Lüder Machold legt ihr die Hand auf den schwangeren Bauch und die Konzertkarte auf die Werkbank. „Da solltest du abends hin“, sagt er. „Unser interessanter Solist spielt.“ Julia Pasch sagt: „Du hast recht. Seine Stradivari passt nicht perfekt zu seinem Spiel.“ Sie geht zum Konzert, vorbei an den Sicherheitsleuten, weiter zum besagten Solisten in die Garderobe, erklärt ihm: „Ihre Geige klingt gut. Es geht aber noch besser.“ Die Hallo-hier-bin-ich-Taktik, den Tausch von Arbeitskittel gegen Abendkleid, hat Pasch von Machold gelernt. Sie lädt den Solisten nach Hause ein, in die Richard-Wagner-Villa in Wien, wo der große Meister ein Jahr lang die „Meistersinger“ komponiert hat. Einladungen zu Abendgesellschaften der beiden sind in Wien begehrt. An solch einem Abend wird über Musik, Wein, Fußball und Politik gesprochen. Nie geht es darum, Geigen zu verkaufen. Obwohl es genau darum geht.

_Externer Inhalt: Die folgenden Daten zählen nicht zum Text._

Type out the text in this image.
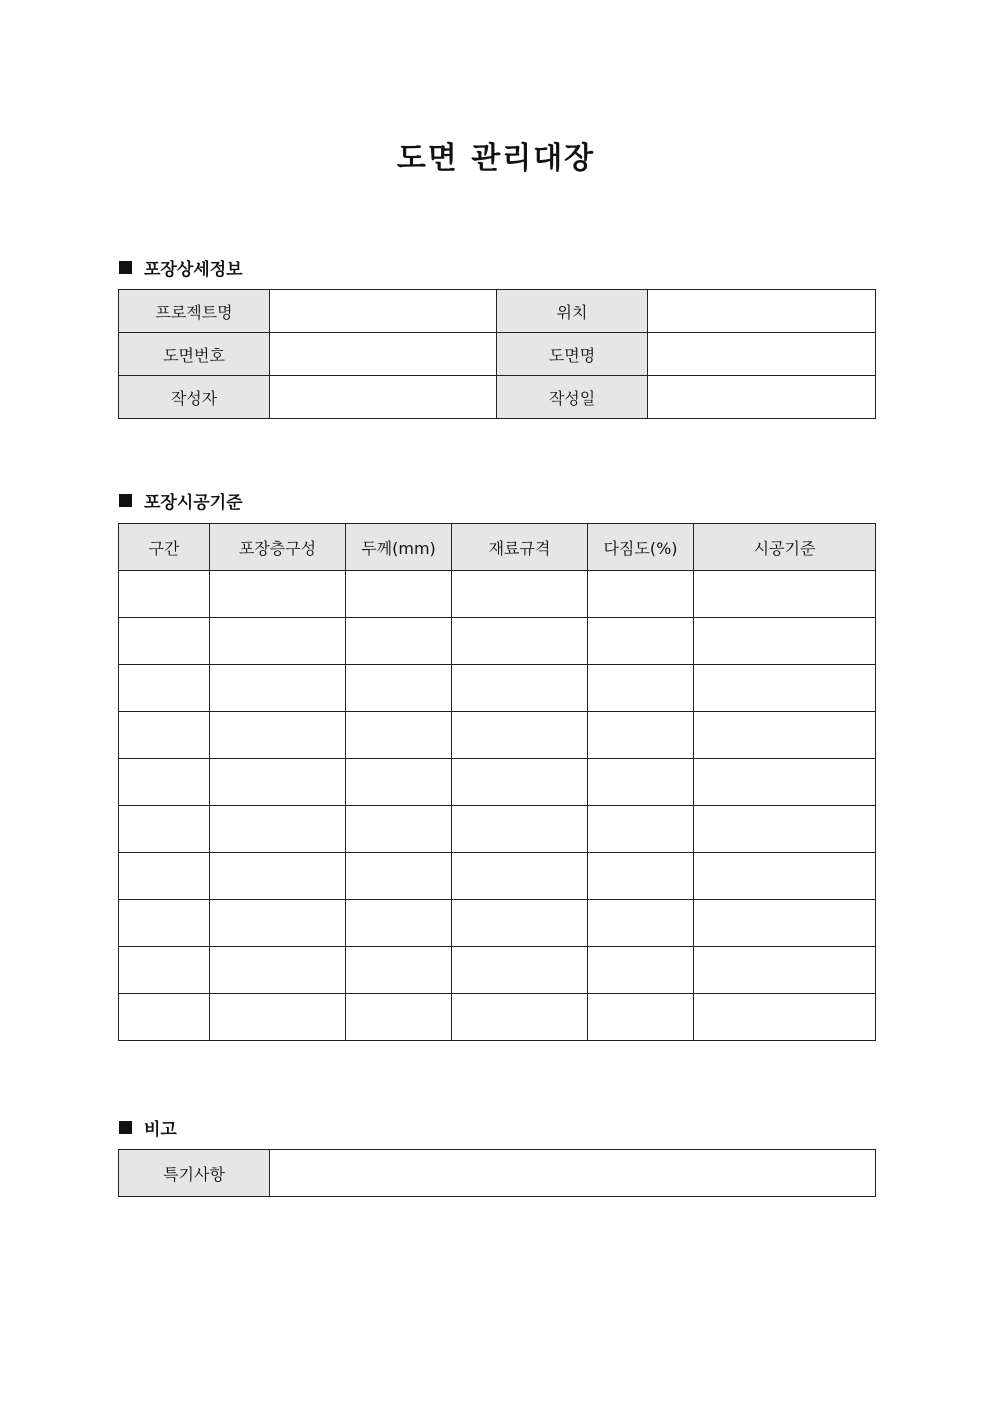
도면 관리대장
포장상세정보
프로젝트명		위치	
도면번호		도면명	
작성자		작성일	
포장시공기준
구간	포장층구성	두께(mm)	재료규격	다짐도(%)	시공기준

비고
특기사항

Julia Pasch, 31, und Lüder Machold, 36, sind ein besonderes Paar. Sie ist Geigenbauerin, er Geigenhändler. Sie verkauft ihre neuen Pasch-Geigen, er 300-jährige italienische Geigen. Im Leben der beiden dreht sich alles um das Instrument: den perfekten Klang, den nächsten Göttergeiger, das nächste Konzert. Pasch und Machold verbringen fast ihre ganze Zeit miteinander. Das allein ist schon bemerkenswert. Viel spannender aber ist, wie die beiden als Duo funktionieren. Jeder profitiert vom Wissen des anderen. Sie schaffen die perfekte Symbiose, die Kombination aus Handwerk und Glamour, Werkstatt und Laufsteg. So ein Gespann ist im Kosmos der Klassik einzigartig. Das gibt Aufmerksamkeit.

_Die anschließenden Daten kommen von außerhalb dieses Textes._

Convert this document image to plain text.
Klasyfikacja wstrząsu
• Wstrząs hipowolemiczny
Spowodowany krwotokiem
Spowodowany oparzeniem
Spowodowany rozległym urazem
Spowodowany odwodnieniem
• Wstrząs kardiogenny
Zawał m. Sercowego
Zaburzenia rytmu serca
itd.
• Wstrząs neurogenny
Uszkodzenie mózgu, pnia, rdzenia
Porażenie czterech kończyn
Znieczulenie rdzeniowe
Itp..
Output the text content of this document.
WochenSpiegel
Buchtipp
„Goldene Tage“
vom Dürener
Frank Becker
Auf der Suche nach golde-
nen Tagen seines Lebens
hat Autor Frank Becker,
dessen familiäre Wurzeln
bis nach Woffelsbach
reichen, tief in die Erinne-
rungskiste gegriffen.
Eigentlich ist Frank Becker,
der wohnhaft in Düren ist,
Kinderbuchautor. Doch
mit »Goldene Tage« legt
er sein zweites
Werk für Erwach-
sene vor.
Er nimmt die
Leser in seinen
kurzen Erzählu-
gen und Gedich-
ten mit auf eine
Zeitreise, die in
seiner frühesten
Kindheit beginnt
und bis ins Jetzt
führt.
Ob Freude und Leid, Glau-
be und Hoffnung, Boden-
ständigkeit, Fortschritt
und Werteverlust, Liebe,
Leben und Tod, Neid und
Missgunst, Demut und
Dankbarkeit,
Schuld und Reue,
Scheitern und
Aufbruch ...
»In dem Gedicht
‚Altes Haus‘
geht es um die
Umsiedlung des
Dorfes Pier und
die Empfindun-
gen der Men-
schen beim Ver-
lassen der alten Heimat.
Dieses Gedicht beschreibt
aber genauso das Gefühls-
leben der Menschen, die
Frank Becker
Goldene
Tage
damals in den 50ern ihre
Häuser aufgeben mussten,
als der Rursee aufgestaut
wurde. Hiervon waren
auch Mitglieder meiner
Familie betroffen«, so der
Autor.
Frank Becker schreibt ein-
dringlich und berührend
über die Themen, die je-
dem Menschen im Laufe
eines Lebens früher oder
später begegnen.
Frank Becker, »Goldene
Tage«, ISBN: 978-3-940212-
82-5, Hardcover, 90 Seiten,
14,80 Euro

In einer Welt, die nach ihren ganz eigenen Gesetzen funktioniert, mit Figuren, so speziell, wie man sie sonst selten trifft. Wer in dieser Welt atmen, sich bewegen oder Geschäfte machen will, muss wissen, wie diese Gesetze funktionieren. Pasch und Machold tun das. „PM-Unschlagbar“, nennen sie die Freunde. Gemeinsam haben sie Erfolg. Und der entscheidet sich an der berühmtesten Geige der Welt, der Stradivari. Was Antonio Stradivari bis 1737 in Cremona baute, gilt bis heute als unerreicht. Im konservativen Klassikkosmos herrscht ein ungeschriebenes Gesetz: Solisten betreten niemals ohne eine alte, sehr schöne, sehr teuere Geige das Podium. Das Publikum bezahlt niemals nur für die Kunst des Solisten, die Bewunderung gilt immer auch der Violine; ihrer 300-jährigen Geschichte, dem Holz. Das alles ist Teil der Kunst.

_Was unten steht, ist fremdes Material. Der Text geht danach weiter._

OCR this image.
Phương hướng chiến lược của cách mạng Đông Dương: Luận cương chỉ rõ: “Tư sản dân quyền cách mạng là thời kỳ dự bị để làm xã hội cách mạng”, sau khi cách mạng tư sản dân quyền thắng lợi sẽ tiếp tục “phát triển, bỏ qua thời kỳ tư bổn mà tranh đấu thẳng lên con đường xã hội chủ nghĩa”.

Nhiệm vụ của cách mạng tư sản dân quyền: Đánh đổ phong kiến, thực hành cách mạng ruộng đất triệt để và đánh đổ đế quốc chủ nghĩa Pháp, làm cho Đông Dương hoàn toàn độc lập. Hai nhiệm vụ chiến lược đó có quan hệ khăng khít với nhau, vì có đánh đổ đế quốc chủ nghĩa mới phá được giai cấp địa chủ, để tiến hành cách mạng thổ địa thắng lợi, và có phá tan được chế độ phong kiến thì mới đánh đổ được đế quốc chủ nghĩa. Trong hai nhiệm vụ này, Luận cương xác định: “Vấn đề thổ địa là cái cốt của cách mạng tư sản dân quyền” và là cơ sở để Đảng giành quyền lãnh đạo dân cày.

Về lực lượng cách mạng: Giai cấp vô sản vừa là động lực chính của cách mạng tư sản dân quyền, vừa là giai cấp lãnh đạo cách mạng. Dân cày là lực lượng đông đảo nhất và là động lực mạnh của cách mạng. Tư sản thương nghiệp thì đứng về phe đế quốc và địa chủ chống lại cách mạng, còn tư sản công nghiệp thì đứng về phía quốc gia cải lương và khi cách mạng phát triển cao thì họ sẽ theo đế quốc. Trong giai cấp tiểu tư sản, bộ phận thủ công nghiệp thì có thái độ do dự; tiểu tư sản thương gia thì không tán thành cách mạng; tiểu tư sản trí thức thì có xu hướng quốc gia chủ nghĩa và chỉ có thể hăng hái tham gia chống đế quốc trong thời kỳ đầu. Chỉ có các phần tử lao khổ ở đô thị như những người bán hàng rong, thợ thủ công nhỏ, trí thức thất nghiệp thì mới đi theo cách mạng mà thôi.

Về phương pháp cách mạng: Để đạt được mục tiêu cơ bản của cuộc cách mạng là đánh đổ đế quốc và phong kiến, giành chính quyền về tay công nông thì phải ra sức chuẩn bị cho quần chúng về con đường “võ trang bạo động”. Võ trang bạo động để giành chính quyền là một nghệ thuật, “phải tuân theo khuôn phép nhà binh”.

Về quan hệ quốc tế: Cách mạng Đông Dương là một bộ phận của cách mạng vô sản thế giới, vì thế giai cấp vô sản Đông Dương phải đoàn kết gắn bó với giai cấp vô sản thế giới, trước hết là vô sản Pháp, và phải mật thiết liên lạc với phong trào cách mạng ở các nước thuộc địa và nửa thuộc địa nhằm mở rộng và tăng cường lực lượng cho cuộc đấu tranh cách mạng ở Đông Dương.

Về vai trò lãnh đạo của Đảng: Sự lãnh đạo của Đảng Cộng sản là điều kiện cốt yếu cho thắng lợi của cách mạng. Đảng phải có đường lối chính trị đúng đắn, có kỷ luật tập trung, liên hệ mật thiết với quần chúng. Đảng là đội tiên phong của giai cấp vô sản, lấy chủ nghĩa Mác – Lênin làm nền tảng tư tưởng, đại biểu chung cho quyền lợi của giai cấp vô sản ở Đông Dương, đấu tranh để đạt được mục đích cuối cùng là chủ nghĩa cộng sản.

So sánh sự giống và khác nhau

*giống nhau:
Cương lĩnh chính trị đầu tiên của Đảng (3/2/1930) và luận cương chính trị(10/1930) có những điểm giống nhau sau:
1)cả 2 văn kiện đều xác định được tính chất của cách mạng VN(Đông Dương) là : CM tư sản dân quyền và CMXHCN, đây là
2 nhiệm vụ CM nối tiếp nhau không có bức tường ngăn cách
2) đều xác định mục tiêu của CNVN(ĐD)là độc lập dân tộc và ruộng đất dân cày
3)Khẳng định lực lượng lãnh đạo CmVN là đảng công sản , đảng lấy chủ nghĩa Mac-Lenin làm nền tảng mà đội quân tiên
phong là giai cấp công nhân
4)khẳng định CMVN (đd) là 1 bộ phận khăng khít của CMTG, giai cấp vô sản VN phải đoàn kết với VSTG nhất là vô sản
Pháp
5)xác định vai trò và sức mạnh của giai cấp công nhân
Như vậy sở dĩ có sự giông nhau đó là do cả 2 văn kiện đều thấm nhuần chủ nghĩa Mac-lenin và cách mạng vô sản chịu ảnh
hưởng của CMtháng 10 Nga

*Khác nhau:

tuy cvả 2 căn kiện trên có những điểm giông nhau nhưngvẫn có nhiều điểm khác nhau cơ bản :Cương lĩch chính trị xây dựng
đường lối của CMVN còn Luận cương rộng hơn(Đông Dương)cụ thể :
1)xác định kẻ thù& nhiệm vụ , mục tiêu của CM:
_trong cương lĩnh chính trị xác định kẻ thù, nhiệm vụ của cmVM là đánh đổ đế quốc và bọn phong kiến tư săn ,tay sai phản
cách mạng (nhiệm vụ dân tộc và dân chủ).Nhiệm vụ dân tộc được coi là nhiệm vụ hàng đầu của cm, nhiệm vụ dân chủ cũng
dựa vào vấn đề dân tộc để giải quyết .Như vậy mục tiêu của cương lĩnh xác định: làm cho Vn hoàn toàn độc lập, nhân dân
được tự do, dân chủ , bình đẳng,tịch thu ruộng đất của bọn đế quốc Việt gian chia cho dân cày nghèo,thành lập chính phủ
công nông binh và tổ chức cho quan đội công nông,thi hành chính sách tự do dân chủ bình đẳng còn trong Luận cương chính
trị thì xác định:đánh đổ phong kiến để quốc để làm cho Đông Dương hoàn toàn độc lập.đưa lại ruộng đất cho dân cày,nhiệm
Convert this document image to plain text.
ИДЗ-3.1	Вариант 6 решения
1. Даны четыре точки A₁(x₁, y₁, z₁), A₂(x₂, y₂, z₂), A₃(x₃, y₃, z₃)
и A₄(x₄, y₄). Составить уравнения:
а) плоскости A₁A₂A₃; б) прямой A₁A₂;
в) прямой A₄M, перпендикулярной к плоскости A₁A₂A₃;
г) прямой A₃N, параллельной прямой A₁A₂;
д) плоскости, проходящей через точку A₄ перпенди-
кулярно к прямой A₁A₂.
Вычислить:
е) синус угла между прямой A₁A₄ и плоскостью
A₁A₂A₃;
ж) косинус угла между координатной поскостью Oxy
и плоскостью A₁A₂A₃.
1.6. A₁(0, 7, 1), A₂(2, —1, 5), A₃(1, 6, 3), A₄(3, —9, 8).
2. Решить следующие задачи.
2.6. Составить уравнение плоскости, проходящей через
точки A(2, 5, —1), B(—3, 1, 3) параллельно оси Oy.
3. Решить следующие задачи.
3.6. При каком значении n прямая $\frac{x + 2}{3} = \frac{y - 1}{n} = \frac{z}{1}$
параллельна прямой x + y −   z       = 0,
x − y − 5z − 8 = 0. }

Man muss einen Blick ins Atelier von PM-Unschlagbar werfen: Sie, kurzes, braunes Haar, markantes Gesicht, steht in Arbeitskittel und Birkenstock-Sandalen an ihrer Werkbank und schnitzt das Holz. Er, blondes Haar, rundes Gesicht, sitzt in Trachtenjanker und Hemd mit Manschettenknöpfen am Laptop, telefoniert und organisiert die Abendrunde im Ohrensessel. Sie arbeitet nach innen, er nach außen. Ein Geigenbauer darf der Welt den Rücken zuwenden, ein Geigenhändler niemals.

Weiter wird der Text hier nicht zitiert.